— Миша, я боюсь тебя.
— Глупая!
С широко раскрытыми, насторожившимися глазами она быстро шептала:
— Миша, Миша, как страшно! Миша, я вижу, я чувствую, что-то случилось… Что?
— Ничего не случилось.
— Ты скрываешь.
Я попробовал рассмеяться:
— Ты — трусиха и фантазерка.
Смех вышел неискренним. Женя вздрогнула, и вдруг из ее удивленных, испуганных, милых глаз ручьем потекли слезы.
Она крепко обняла меня, будто от кого-то защищая и пред кем-то оправдывая, положила мою голову к себе на грудь и ласково и настойчиво попросила:
— Не лги мне!
Что она думала? Что подсказывало ей сердце? В чем тайно она обвиняла меня?
— Слушай. Миша… Эти деньги грязные. Я не хочу к ним прикасаться. Я их сейчас брошу в печь.
— Ну что ж, бросай!
Я встаю, беру ее за плечи и, смотря ей прямо в глаза, говорю в упор:
— Даю тебе мое честное слово, что все эти деньги от первой до последней бумажки мною выиграны в клубе. Поняла?

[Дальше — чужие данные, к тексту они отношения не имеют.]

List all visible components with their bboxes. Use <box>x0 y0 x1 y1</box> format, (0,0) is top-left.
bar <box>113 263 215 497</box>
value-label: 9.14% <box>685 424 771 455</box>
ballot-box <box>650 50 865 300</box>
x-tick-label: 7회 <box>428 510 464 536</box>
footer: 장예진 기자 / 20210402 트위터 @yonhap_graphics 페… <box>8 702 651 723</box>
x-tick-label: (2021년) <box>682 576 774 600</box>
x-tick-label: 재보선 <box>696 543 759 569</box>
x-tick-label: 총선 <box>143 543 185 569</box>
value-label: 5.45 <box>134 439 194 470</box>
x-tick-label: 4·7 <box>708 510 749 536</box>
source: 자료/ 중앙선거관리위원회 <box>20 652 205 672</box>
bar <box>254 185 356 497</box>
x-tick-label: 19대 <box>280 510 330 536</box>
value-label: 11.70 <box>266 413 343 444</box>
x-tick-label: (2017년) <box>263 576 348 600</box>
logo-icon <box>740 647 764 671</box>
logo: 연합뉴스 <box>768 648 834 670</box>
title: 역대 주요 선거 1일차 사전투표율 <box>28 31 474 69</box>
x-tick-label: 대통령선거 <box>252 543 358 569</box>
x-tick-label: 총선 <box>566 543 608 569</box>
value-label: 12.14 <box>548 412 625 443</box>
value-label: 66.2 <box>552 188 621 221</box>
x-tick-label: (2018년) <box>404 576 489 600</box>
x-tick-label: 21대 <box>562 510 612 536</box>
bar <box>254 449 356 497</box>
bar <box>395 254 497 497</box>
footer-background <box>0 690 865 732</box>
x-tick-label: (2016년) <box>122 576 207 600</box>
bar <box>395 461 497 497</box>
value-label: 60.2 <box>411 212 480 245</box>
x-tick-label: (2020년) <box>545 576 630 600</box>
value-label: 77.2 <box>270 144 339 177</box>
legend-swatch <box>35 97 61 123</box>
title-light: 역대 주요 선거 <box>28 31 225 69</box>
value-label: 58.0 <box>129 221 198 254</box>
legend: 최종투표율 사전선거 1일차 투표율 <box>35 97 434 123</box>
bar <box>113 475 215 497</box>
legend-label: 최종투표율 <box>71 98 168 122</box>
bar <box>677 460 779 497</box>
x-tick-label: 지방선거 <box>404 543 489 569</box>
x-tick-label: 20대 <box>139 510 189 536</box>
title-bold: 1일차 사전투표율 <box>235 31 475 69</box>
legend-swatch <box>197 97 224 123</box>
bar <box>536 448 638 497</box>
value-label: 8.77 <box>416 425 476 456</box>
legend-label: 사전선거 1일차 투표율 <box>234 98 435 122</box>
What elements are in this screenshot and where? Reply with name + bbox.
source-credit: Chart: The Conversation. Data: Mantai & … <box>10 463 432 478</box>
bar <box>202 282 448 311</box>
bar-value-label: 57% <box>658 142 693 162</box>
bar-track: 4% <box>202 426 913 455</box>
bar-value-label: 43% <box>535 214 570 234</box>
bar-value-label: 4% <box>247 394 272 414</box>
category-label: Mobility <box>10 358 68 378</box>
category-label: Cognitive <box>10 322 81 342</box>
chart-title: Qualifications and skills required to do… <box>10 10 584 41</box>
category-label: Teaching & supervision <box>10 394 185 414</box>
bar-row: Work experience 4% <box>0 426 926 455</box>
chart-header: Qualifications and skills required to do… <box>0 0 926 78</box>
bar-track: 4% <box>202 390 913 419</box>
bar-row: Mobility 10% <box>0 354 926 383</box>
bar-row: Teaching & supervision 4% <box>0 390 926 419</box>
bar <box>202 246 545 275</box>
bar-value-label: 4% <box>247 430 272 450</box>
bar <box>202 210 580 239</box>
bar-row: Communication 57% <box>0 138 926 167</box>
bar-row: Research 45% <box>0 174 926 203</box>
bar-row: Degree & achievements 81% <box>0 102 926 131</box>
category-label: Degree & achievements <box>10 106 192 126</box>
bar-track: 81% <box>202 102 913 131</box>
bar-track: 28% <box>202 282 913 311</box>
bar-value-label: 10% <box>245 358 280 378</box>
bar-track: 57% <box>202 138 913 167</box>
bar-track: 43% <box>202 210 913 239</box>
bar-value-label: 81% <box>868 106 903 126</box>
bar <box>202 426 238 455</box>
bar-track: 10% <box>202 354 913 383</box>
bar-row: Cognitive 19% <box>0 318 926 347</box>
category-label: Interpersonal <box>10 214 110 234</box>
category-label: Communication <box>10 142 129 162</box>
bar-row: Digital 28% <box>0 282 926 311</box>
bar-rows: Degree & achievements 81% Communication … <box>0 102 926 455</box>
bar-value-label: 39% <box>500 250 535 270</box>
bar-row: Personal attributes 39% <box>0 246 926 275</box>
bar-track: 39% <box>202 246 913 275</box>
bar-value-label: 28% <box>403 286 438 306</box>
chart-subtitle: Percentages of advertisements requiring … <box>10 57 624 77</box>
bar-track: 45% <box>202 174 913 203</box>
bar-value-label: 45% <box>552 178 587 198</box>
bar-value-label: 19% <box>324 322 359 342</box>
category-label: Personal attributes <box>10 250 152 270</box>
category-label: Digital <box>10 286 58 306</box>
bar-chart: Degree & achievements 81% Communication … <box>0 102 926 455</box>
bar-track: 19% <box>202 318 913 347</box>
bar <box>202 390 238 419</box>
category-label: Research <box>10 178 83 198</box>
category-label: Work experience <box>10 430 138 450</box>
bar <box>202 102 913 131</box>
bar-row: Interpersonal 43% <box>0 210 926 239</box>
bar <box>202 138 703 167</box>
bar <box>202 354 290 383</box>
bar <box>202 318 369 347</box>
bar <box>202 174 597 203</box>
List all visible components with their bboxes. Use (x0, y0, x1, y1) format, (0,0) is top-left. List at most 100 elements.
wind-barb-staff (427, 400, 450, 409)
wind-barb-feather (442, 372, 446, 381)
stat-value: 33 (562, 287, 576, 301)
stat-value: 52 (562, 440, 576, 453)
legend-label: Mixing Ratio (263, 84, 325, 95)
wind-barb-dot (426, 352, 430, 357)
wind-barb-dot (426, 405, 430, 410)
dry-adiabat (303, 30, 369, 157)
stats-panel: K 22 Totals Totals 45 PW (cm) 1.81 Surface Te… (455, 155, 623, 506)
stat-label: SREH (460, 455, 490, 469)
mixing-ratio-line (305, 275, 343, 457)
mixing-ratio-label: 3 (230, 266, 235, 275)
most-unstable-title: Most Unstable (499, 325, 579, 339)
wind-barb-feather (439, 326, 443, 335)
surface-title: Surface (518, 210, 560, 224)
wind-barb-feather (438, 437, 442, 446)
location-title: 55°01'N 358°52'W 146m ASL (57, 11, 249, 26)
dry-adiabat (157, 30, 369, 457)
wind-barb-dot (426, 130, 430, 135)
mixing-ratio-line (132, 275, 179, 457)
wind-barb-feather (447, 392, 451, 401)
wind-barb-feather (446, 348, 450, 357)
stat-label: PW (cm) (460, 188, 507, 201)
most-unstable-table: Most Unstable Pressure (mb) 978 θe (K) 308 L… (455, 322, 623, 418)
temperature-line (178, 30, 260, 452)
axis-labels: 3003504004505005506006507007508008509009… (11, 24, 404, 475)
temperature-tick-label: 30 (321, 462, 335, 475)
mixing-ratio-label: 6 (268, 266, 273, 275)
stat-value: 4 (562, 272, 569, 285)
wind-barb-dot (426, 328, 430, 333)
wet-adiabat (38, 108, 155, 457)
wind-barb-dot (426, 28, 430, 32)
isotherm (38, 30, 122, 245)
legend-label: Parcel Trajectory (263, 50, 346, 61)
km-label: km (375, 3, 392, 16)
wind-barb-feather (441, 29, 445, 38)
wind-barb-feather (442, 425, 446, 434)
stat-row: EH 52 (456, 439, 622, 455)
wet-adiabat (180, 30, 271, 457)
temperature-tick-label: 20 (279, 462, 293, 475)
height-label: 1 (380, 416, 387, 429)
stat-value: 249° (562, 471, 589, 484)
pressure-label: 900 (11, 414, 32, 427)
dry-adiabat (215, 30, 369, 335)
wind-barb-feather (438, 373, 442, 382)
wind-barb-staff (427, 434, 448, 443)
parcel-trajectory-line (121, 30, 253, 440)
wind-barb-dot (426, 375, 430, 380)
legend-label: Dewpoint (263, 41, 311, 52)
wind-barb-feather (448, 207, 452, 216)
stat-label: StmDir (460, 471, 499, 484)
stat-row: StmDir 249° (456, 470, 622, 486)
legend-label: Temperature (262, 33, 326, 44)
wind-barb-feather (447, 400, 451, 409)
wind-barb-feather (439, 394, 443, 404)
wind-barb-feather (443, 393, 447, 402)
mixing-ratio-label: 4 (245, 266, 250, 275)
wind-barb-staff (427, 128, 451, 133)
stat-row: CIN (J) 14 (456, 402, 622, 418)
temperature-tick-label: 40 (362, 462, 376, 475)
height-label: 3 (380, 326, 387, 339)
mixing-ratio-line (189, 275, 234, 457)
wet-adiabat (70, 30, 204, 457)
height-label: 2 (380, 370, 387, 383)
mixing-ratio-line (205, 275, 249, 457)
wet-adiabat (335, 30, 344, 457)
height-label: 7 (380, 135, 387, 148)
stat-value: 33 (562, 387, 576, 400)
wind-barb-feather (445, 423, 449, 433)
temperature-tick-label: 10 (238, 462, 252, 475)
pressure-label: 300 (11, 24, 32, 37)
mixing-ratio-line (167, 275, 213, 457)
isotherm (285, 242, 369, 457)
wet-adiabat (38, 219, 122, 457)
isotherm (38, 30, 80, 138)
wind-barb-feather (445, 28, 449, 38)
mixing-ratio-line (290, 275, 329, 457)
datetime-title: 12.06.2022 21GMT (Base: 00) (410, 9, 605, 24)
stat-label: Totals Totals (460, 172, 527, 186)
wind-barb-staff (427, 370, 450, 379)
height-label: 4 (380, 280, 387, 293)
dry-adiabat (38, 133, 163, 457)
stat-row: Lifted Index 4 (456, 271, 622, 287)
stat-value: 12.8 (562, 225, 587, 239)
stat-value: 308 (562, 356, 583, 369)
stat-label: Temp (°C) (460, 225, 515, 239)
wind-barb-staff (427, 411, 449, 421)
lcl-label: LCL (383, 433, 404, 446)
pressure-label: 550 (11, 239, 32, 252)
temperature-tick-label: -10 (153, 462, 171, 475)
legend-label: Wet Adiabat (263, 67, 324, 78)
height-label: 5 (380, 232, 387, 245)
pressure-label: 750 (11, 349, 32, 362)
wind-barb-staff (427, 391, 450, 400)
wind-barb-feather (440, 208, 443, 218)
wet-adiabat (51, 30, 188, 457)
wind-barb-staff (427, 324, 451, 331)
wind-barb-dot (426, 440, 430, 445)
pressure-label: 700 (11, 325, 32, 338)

Она бросается ко мне на шею, целует и все еще плачет. Успокаиваясь, чуть-чуть всхлипывая, укоряет:
— Зачем ты меня мучил? К чему эта таинственность?
Женя уходит. Сегодня она устроит дома роскошный обед.
Я остаюсь один.
На столе у Жени — массивный альбом. Я открываю его, перелистываю. На одной из фотографий — я и Женя. Чрез несколько страниц я — в форме юнкера Николаевского кавалерийского училища. Как все шло прямо, ровно, легко! Теперь все перевернуто, все погибло. За несколько месяцев я состарился, измучился и ослабел.
— Что будет дальше? — спрашивал я себя.
Мой прямой ответ был:
— Дальше будет трудней, сложней и опасней.
— Отступить? Махнуть рукой? Стать в стороне?
— Нет! Нет! Нет! Только не это! Только не малодушие!
В эти минуты я завидовал Леонтьеву. Вот у кого не могло быть никаких колебаний. Его душа никогда не износится, как и его кожаная куртка. Я начинал испытывать презрение к себе.
Как я смею задавать себе какие-то вопросы? Никаких вопросов, никаких сомнений, никаких колебаний!
Женя вернулась взволнованная, в каком-то нервном экстазе, горящая негодованием.
Раскрасневшаяся от быстрой ходьбы, от гнева, она бросила покупки на диван и, не снимая шляпы, резко жестикулируя, заговорила раздраженно и зло:
— Ты слышал? Варташевский убит.
Я поднялся с кресла, взглянул на Женю и — не знаю, почему — бросил пустое и глупое слово:
— Разве?
— Ну да. Об этом весь город говорит. И в газетах много написано… Вообрази: Константин убит! Я не могу себе представить этого! Ах, какое подлое время.
Женя закинула руки назад и нервно заходила по комнате:
— Что же это такое! Кому Константин мешал?
Я молчал. Что мог я ответить ей на эти детские, искренние и страшные вопросы!